The reality is that as long as we're making centralized platforms driven purely by profit the center of knowledge we're going to keep burning the Library Of Alexandria.

Even if everyone wasn't removing their comments and making subs private, that content only continues to exist online for as long as it provides reddit some form of value. The value it provides you and others is only significant in so far as it serves reddits immediate profit motives. The moment they determine they can't meet their revenue goals they will shut it all down.

The only solution if we want to stop repeating this cycle is to go back to more sustainable models of distributed content, rather than the VC backed blitzscaling and hyper centralization that we know as social media today.

[–] sudo_shinespark@lemmy.world 10 points 2 years ago (1 children)

Lemmy (hopefully) fits the bill for this type of solution. Though it still sucks that we have to burn Alexandria again to depart in that direction

[–] jaybirrd@lemmy.world 2 points 2 years ago* (last edited 2 years ago)

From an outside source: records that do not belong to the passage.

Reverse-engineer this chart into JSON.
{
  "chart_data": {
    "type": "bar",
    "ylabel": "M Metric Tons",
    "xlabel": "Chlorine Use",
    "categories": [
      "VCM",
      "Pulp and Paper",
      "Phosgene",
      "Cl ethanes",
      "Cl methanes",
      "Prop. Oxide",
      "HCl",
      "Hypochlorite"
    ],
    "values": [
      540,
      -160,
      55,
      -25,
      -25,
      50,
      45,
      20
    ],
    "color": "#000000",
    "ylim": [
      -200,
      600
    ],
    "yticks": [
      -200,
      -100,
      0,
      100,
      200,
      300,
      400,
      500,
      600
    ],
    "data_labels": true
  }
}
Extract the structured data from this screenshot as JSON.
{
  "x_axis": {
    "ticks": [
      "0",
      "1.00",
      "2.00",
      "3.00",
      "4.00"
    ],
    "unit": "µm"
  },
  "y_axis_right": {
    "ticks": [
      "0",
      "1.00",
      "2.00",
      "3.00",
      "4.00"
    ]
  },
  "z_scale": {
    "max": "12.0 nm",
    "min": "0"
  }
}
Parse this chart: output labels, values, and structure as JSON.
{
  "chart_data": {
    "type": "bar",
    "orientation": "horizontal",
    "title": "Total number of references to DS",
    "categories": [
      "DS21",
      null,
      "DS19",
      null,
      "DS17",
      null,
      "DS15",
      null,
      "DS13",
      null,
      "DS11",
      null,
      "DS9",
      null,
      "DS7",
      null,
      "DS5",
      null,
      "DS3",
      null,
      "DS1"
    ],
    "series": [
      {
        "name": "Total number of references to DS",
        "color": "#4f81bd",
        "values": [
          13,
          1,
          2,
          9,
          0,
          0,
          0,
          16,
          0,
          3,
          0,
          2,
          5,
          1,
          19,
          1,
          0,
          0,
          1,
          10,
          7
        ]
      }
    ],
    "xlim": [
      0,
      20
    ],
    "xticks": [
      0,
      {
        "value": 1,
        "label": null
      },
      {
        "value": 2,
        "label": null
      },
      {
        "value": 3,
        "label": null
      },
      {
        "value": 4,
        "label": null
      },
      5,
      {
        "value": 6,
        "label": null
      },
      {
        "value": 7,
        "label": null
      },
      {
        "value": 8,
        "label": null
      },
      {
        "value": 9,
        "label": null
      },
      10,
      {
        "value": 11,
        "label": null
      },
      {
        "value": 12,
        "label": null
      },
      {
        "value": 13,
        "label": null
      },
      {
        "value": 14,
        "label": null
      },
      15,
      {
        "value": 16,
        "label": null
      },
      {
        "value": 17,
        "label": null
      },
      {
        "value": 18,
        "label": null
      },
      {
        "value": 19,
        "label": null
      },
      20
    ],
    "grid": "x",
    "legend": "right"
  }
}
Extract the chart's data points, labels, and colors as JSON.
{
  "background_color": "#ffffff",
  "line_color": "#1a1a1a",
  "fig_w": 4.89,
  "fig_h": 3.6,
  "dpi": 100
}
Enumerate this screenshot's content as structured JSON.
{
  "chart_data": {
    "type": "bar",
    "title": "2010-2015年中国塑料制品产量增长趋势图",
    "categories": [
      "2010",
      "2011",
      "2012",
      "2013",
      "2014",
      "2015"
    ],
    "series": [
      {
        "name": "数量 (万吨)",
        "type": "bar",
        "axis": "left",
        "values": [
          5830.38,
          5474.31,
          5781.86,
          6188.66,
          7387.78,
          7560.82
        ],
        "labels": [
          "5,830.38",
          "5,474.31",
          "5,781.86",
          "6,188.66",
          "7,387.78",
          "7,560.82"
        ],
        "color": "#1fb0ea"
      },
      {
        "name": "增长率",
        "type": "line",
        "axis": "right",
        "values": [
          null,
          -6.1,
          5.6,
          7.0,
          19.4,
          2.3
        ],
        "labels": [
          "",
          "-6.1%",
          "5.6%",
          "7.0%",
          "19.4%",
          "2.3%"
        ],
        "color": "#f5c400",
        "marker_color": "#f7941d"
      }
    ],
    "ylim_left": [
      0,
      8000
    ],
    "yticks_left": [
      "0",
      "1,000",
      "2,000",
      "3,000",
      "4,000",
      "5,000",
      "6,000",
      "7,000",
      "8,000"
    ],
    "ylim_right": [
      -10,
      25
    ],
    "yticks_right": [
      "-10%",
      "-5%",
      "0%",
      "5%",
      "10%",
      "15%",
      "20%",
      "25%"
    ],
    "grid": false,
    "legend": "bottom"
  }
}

I guess my question is how does Lemmy solve this problem in particular? Maybe I don't understand it fully, but is there anything stopping an instance from shutting down and losing all the content associated with that instance? Users still have the ability to delete their posts and comments, don't they? I do think there are many benefits to the decentralized system, but in these specific ways I'm not seeing a tangible benefit.